It’s impossible to picture Steven Spielberg’s Bridge of Spies with anyone but Tom Hanks in the leading role. At a time when cynicism runs high, especially on the subject of our government, he manages to disarm us with his earnestness, becoming this generation’s equivalent of James Stewart in Mr. Smith Goes to Washington. Another actor could have played James Donovan, the real-life attorney who was given the unenviable task of defending a Russian spy at the height of the Cold War…but Hanks makes the character both credible and relatable as few others could.
That’s not to say that this is merely a star vehicle. The brilliant Mark Rylance plays the sardonic spy, Amy Ryan is Hanks’ wife, Alan Alda is his boss, Sebastian Koch is an elusive contact on the other side of the Berlin wall, and Austin Stowell plays the notorious American pilot Francis Gary Powers. Working from a screenplay credited to Matt Charman, Ethan and Joel Coen, Spielberg recreates a time and place that moviegoers under a certain age didn’t experience, when the threat of nuclear war was tangible and schoolchildren were shown informational films like Duck and Cover. (Like most kids of my generation, I actually believed that if I crouched under my desk and turned my back to the schoolroom windows I would be spared the devastating effects of an atomic bomb.)
The film opens in 1957. James Donovan is an insurance lawyer who is recruited to serve his country by defending a high-profile prisoner and giving him his right to due process. After all, that’s the American way. This high-minded attitude isn’t shared by members of the public or the press, who see Rudolf Abel (Rylance) as an out-and-out villain: a dangerous Russian spy who should be put to death. Donovan convinces a stubborn judge to spare him with the argument that he might be useful if there were ever the need to swap for an American agent captured by our enemies. Little does he dream that this will come to pass so soon, or that he will be called upon to negotiate the trade-off.
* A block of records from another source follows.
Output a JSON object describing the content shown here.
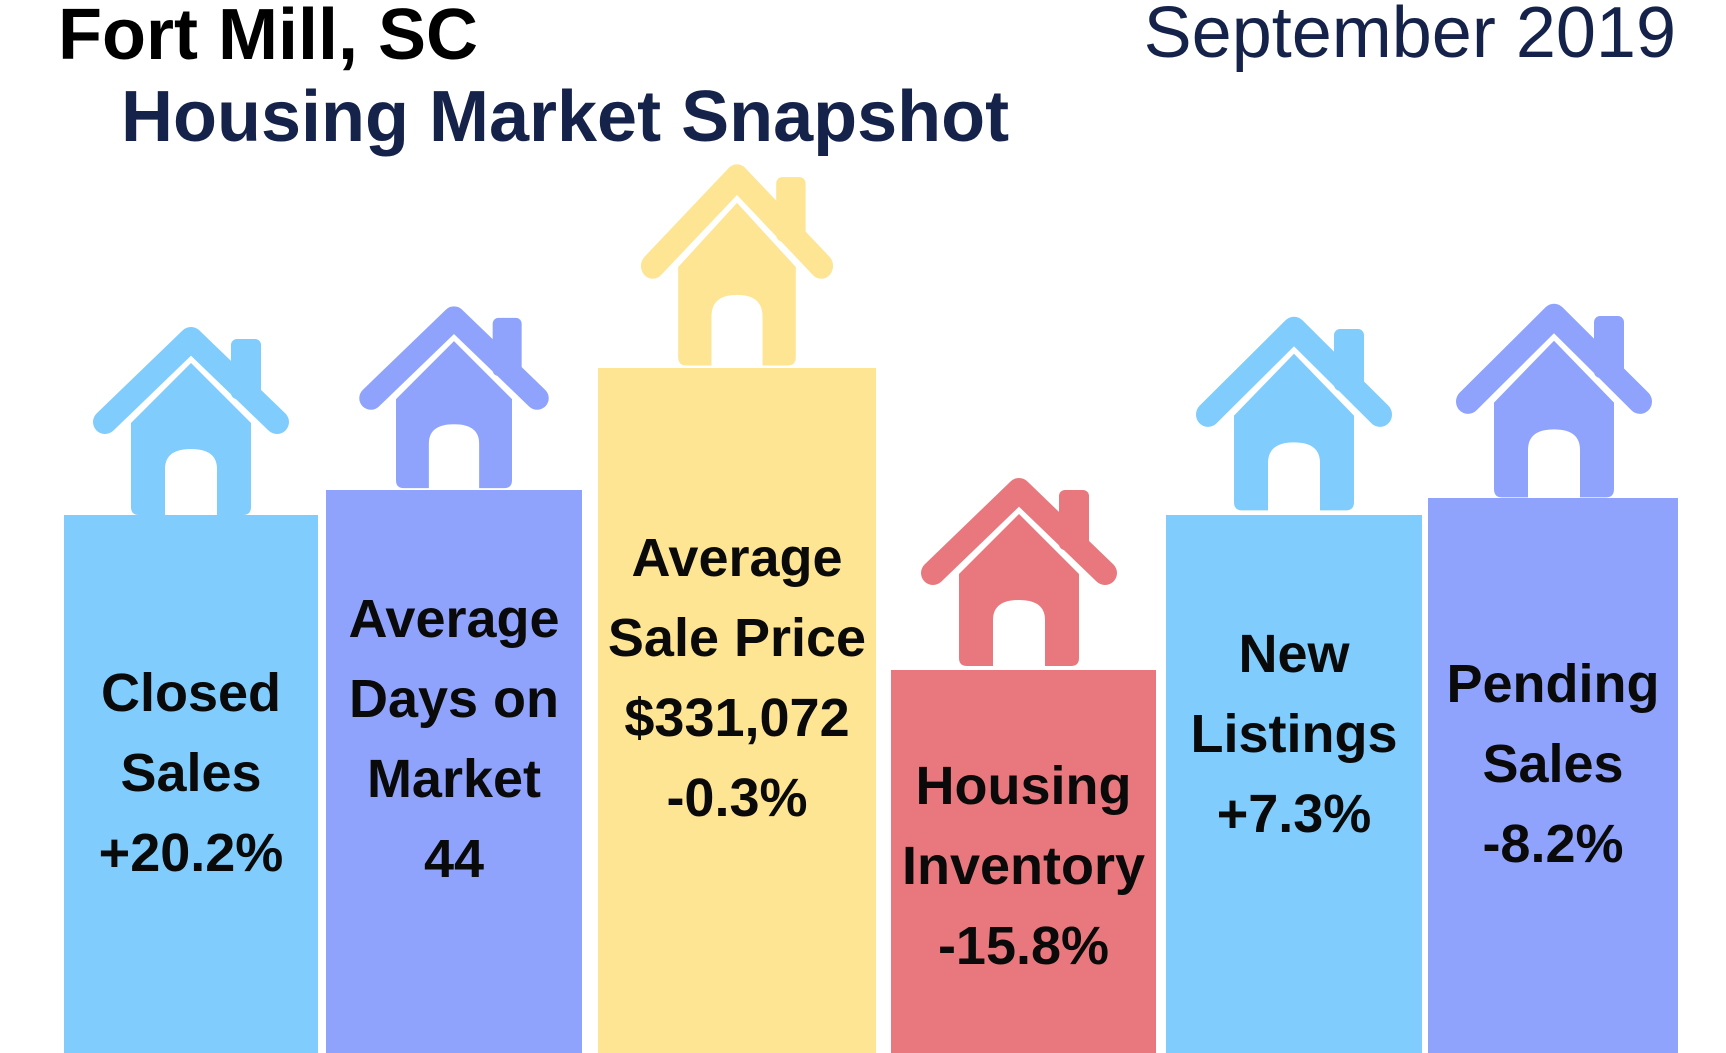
{
  "header": {
    "title": "Fort Mill, SC",
    "subtitle": "Housing Market Snapshot",
    "date": "September 2019"
  },
  "icon": "house-icon",
  "colors": {
    "light_blue": "#7fccfd",
    "periwinkle": "#8fa3fd",
    "yellow": "#fde593",
    "red": "#e8787d",
    "title_text": "#000000",
    "navy_text": "#152249"
  },
  "cards": [
    {
      "id": "closed-sales",
      "color": "#7fccfd",
      "lines": [
        "Closed",
        "Sales",
        "+20.2%"
      ]
    },
    {
      "id": "average-days-on-market",
      "color": "#8fa3fd",
      "lines": [
        "Average",
        "Days on",
        "Market",
        "44"
      ]
    },
    {
      "id": "average-sale-price",
      "color": "#fde593",
      "lines": [
        "Average",
        "Sale Price",
        "$331,072",
        "-0.3%"
      ]
    },
    {
      "id": "housing-inventory",
      "color": "#e8787d",
      "lines": [
        "Housing",
        "Inventory",
        "-15.8%"
      ]
    },
    {
      "id": "new-listings",
      "color": "#7fccfd",
      "lines": [
        "New",
        "Listings",
        "+7.3%"
      ]
    },
    {
      "id": "pending-sales",
      "color": "#8fa3fd",
      "lines": [
        "Pending",
        "Sales",
        "-8.2%"
      ]
    }
  ]
}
Yet in spite of an inherently suspenseful finale, Bridge of Spies lacks the excitement this real-life story would seem to demand. Having approached the material in a methodical manner, Spielberg wraps up his movie in a quiet fashion, subduing the emotional crescendo one might anticipate from a film about one of the most sensational, headline-making events of the 20thcentury. I’m sure this, like everything the filmmaker does, was deliberate, illustrating that a modest hero like James Donovan wouldn’t seek glory or undue attention. But the result, for me, is a restrained reaction to a fascinating story. What I carry with me is boundless admiration for Tom Hanks, who makes the movie a must-see.